LIVERMORE FALLS – SAD 36 directors voted 11-1 Thursday to replace Vicki Thayer-Adams’ teaching duties with administrative duties. The vote included transferring Jobs for Maine Graduate teacher Darren Carter’s duties to health and business and hiring a new JMG teacher.
All of the positions are at the high school.
Two years ago, directors approved eliminating the full-time assistant principal position and instead forming a leadership team, which had several teachers serving on it with the principal and one teacher who was appointed as a stipend assistant principal.
That teacher, Thayer-Adams, still taught health and on average provides administrative support 1 periods a day and teaches on average 2 periods per day, high school Principal Shawn Lambert said.
Lambert asked to make some personnel changes since one of two business teachers resigned and some expected feedback from an accreditation team that he suspects will come after them for not having enough guidance counselors to meet student needs.
Lambert said it is recommended that the ratio of students to guidance counselors is 300-to-1. The high school has 347 students enrolled and they are over that ratio, Lambert said.
Lambert said his proposal is not to fill the second business teacher’s position and instead move things around.
He would move Carter, who is a certified health teacher, into a two-thirds health position and one-third business position and change Thayer-Adams’ position to half-time principal and half-time guidance administrator.
It will help address the ratio of students to counselors.
The assistant principal is the building manager and manages most of the disciplinary matters, and he is the education leader, Lambert said.
However, because Thayer-Adams is not consistently available during the school day, the principal handles the bulk of the building management matters and some of the discipline, he said.
“As a result, several initiatives go unaddressed and my ability to focus on instructional leadership is hampered,” Lambert said in written proposal.
This proposal addresses several issues, he said.
“First, by reducing the business position we will streamline our education costs to achieve maximum efficiency,” Lambert said. “Second, by reassigning the assistant principal the management of the building will become much more consistent. The principal will be able to focus on educational leadership and initiatives including dropout prevention.”
This will facilitate a more academic environment consistent with the aspirations goals the school and district has focused on in the last few years, he said.

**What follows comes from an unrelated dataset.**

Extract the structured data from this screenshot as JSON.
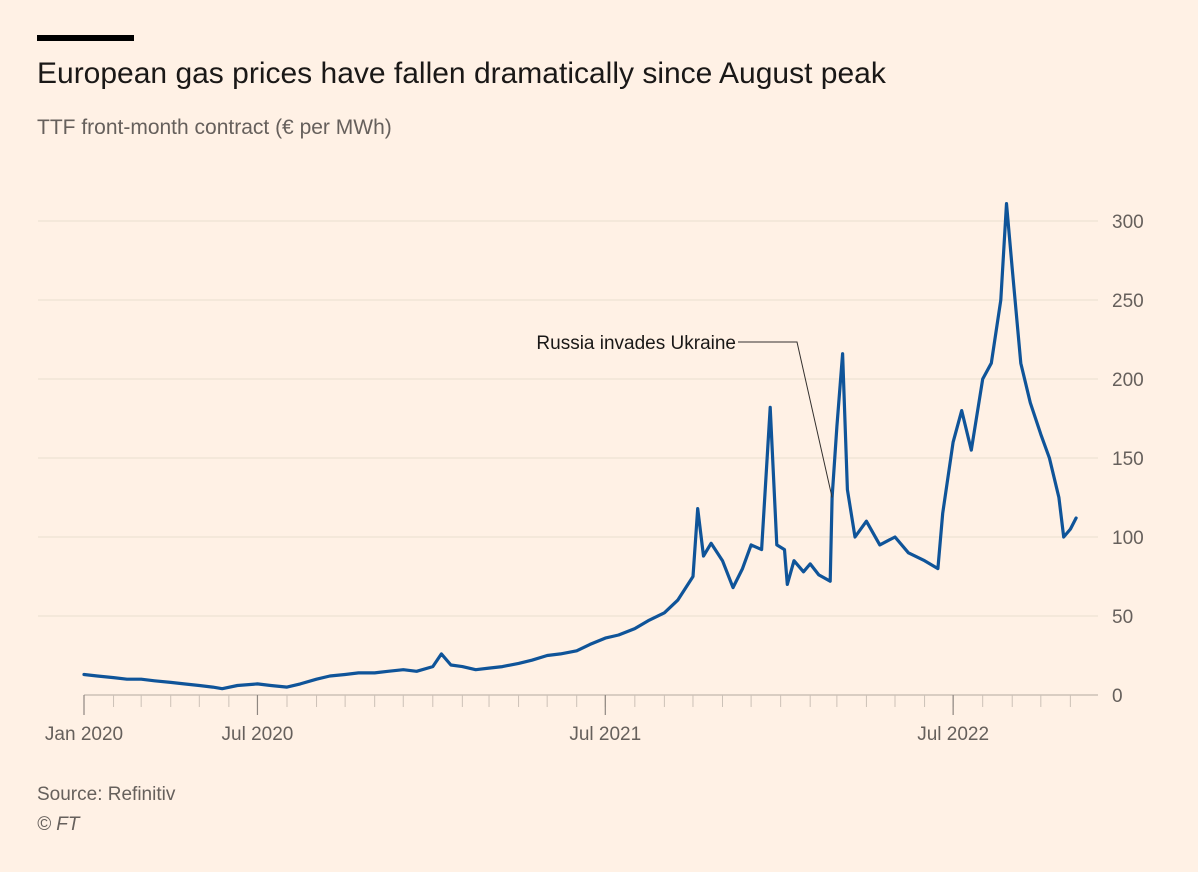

“Third, by assisting the guidance counselor the school will provide more support for our students and consequently better meet their needs,” he said. “Finally by assisting the guidance counselor we will proactively address what will surely be a noted deficiency by New England Association of Schools and Colleges.”
Lambert said he is aware that this change removes a portion of a teaching position from the classroom and that their goal is to maximize the instructional component of education costs in the district.
“However, one way to maximize the instructional component is to support students effectively so they can be more successful in the classroom. It is my hope that the changes I propose here will do that,” Lambert said.
Both Lambert and Superintendent Terry Despres said the high school leadership team structure needs to be modified, and they recommended that a vacant position not be filled.
Director Denise Rodzen, who voted against the proposal, said she understood the move but where the structure of the leadership team hasn’t been decided she needed time to think about it.